俺が優しいと思うなよ?


時間に押し流されるように、仕事に追われて月日が過ぎていく。一つ終わればまた一つ増えていく仕事のループから抜け出せない自分は、いつの間にか役職も変わっていった。


駅前の都市開発事業という、大きな開拓工事を大政建設がメインになり工事後始まることになった。企業ビル、ホテル、商業施設、マンション、公園、教会などが「駅裏」と呼ばれた昭和の空気が残っていた商店街跡地に建設が決まったのだ。
昭和の風情がまた一つ消えていくのは寂しいものだが、新たな時代へ生まれ変わっていく楽しみという希望もあった。

そして、再び思い出す彼女の顔。



「響さん。駅裏の都市開発事業、どうしても三波聖が欲しいです」
その進言に、彼は困った顔をした。
「君の推しの彼女のことだけど、前にヴェール橘の女の子に話を聞いたことがあったんだよ」
意外なその言葉に、俺は「は?」と声が出る。
「あれだけ待ち伏せして捕まらなかったのに」と愚痴る俺に、響さんは苦笑して話す。
「設計部という部門に建築デザイナーは属しているそうだけど、社畜と言われるくらいの会社に泊まり込むのが当たり前の激務だそうだ。

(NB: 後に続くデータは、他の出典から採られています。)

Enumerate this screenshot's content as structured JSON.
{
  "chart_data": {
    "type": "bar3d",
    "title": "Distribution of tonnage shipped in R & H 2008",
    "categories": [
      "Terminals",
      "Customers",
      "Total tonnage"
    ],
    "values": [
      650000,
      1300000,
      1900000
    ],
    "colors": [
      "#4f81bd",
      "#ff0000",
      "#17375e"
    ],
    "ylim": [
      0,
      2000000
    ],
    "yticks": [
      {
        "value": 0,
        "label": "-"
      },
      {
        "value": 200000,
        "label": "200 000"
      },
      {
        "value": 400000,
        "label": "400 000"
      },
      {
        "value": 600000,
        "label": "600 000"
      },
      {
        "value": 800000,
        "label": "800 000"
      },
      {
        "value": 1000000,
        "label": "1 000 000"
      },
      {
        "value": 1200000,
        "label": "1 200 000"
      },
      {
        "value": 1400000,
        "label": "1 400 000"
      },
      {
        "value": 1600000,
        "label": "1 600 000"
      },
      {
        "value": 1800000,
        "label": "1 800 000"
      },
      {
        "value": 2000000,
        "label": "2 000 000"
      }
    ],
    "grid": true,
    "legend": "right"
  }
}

それで辞めていく社員も少なくないらしい。先日も設計部の何人かが退職したそうだ。もしかしたら三波さんも……」
「三波聖はヴェール橘を辞めているかもしれない……」
認めたくない言葉だが、有り得ない話ではない。

あの市営図書館の件から、気づけば三年が経とうとしている。
しかし、どうしても諦めきれない。
事ある毎に膨らんでいく、手を伸ばしたい三波聖の才能。

あの「才能」が、どうしても欲しい。